この門は日本最大だと言われる知恩院の木造の「三門」です。圧倒される重量感でのしかかってきて、見事というより、ここを通るたびに威圧される思いがします。「山門」ではなく「三門」ですが、「三」というのは、空・無相・無作の三つの解脱の境地を表すものだそうで三解脱門を意味しているのだとのこと。普通は禅寺の仏殿前にある門を三門と呼ぶようです。だがここは、浄土宗大本山。華頂山の麓にあって、広大な寺域に堂宇は100以上もあると。堂々たる伽藍です。
これまでは、法然ゆかりの念仏寺で、親鸞との出会いの地、そして蓮如生誕の地がすぐそば、といったことに個人的な関心はあったのですが、知恩院が徳川家康の手で整備され、徳川将軍家の菩提寺として栄えてきたという歴史を再認識することにもなりました。
【この三門の上から旗を振って、それを二条城のやぐらから見て京都御所を看視した】【知恩院には抜け穴があって二条城に通じている】
などという話が伝わっているとのこと。五木寛之氏は梅原猛さんがこう書かれていると紹介されています(『百寺巡礼』)。
先日は、大田垣連月尼(1791-1875)が晩年を過ごした西賀茂の神光院を訪ねてみましたが、再婚(28、9歳頃)した夫との死別後、33歳で剃髪し、子供と養父とで移り住んだという知恩院の真葛庵をも訪ねてみました。土曜日(14日)のことです。ここでの暮らしでも2年目、4年目と子供との別れに襲われ、42歳のとき養父も亡くなります。
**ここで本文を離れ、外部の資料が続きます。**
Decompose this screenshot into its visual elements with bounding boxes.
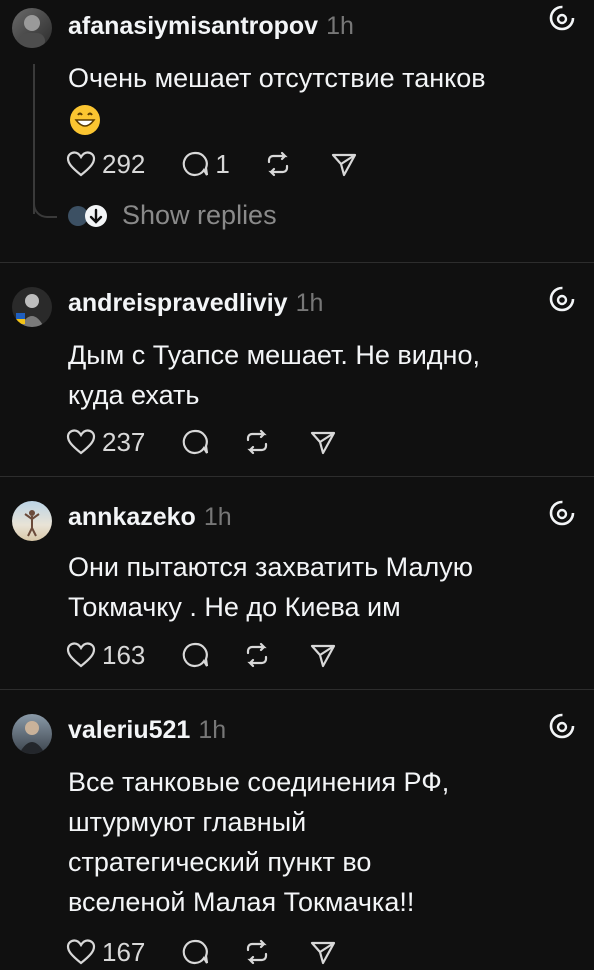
threads-logo-icon[interactable] [548,712,576,740]
action-bar: 163 [66,637,337,673]
thread-curve [33,198,57,218]
avatar[interactable] [12,8,52,48]
show-replies-button[interactable]: Show replies [66,200,277,231]
repost-button[interactable] [243,641,271,669]
grinning-face-emoji [70,104,100,135]
username[interactable]: valeriu521 1h [68,716,226,745]
comment-count: 1 [215,148,230,179]
reply-post: annkazeko 1h Они пытаются захватить Малую… [0,477,594,689]
avatar[interactable] [12,501,52,541]
action-bar: 237 [66,424,337,460]
timestamp: 1h [198,716,227,744]
send-icon [311,431,336,455]
threads-logo-icon[interactable] [548,4,576,32]
share-button[interactable] [309,938,337,966]
repost-icon [247,939,268,965]
reply-post: valeriu521 1h Все танковые соединения РФ,… [0,690,594,967]
threads-logo-icon[interactable] [548,285,576,313]
comment-button[interactable] [181,938,209,966]
username[interactable]: andreispravedliviy 1h [68,289,323,318]
repost-button[interactable] [243,938,271,966]
like-button[interactable]: 163 [66,640,145,671]
action-bar: 167 [66,934,337,970]
post-text: Очень мешает отсутствие танков [68,58,578,138]
comment-button[interactable] [181,641,209,669]
show-replies-label: Show replies [122,200,277,230]
like-count: 237 [102,426,146,457]
like-count: 292 [102,148,146,179]
post-text: Все танковые соединения РФ, штурмуют гла… [68,767,450,917]
like-button[interactable]: 292 [66,149,145,180]
timestamp: 1h [295,289,324,317]
comment-bubble-icon [183,151,209,177]
thread-line [33,64,35,214]
share-button[interactable] [330,150,358,178]
like-count: 167 [102,936,146,967]
username[interactable]: afanasiymisantropov 1h [68,12,354,41]
timestamp: 1h [203,503,232,531]
share-button[interactable] [309,428,337,456]
send-icon [311,644,336,668]
like-button[interactable]: 237 [66,427,145,458]
avatar[interactable] [12,714,52,754]
comment-bubble-icon [183,939,209,965]
heart-icon [66,429,96,455]
avatar[interactable] [12,287,52,327]
action-bar: 292 1 [66,146,358,182]
threads-logo-icon[interactable] [548,499,576,527]
comment-bubble-icon [183,429,209,455]
repost-icon [247,642,268,668]
repost-button[interactable] [243,428,271,456]
heart-icon [66,151,96,177]
share-button[interactable] [309,641,337,669]
send-icon [311,941,336,965]
send-icon [331,153,356,177]
heart-icon [66,642,96,668]
repost-button[interactable] [264,150,292,178]
post-text: Дым с Туапсе мешает. Не видно, куда ехат… [68,340,480,410]
reply-post: afanasiymisantropov 1h Очень мешает отсут… [0,0,594,262]
comment-button[interactable] [181,428,209,456]
username[interactable]: annkazeko 1h [68,503,232,532]
like-count: 163 [102,639,146,670]
heart-icon [66,939,96,965]
reply-post: andreispravedliviy 1h Дым с Туапсе мешает… [0,263,594,476]
comment-bubble-icon [183,642,209,668]
comment-button[interactable]: 1 [181,148,230,180]
like-button[interactable]: 167 [66,937,145,968]
reply-avatars-icon [68,204,107,227]
post-text: Они пытаются захватить Малую Токмачку . … [68,552,473,622]
repost-icon [247,429,268,455]
timestamp: 1h [326,12,354,40]
repost-icon [267,151,288,177]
女坂の石段を息を切らして上り詰めた右手、奥にある庵です。
木立に囲まれて奥にひっそりと建っています。立ち止まって見ていくような人もなそうです。囲いがある前から京都市街を遠望。日日、眺めたであろう西山に沈む夕日。彼女の身上を思うと胸が詰まるようでもあり…。170年に近い時代を遡って、ここに暮らす尼の気配に思いを巡らせてみたくなるものの、さまざまな言語が飛び交い、石段を上がってくる人が絶えることない山内でした。
「このちかきところにをらばやとおもへど 山の上にて 人の住むところにあらねばなくなくかぐら岡ざきにうつりぬ」
共に出家して、ここで職を得ていた養父亡きあとは住み続けることかなわず、蓮月尼は知恩院を出ます。神楽岡、吉田山近くは真如堂や金戒光明寺もあって、岡崎には6年を過ごしたらしい。
1853年には浦賀沖に黒船来航。幕末から維新、明治の代へと京の街も大きく揺れ動く中で、どのような人生をたどったのか、もっと知りたいと思うところですが、蓮月尼自身は歌も書も残そうとはしなかったとか。ふっと、セミの抜け殻のように自分も乾いて砕けて消えていきたいといった意味のことを口にした知人を思い出したりして…。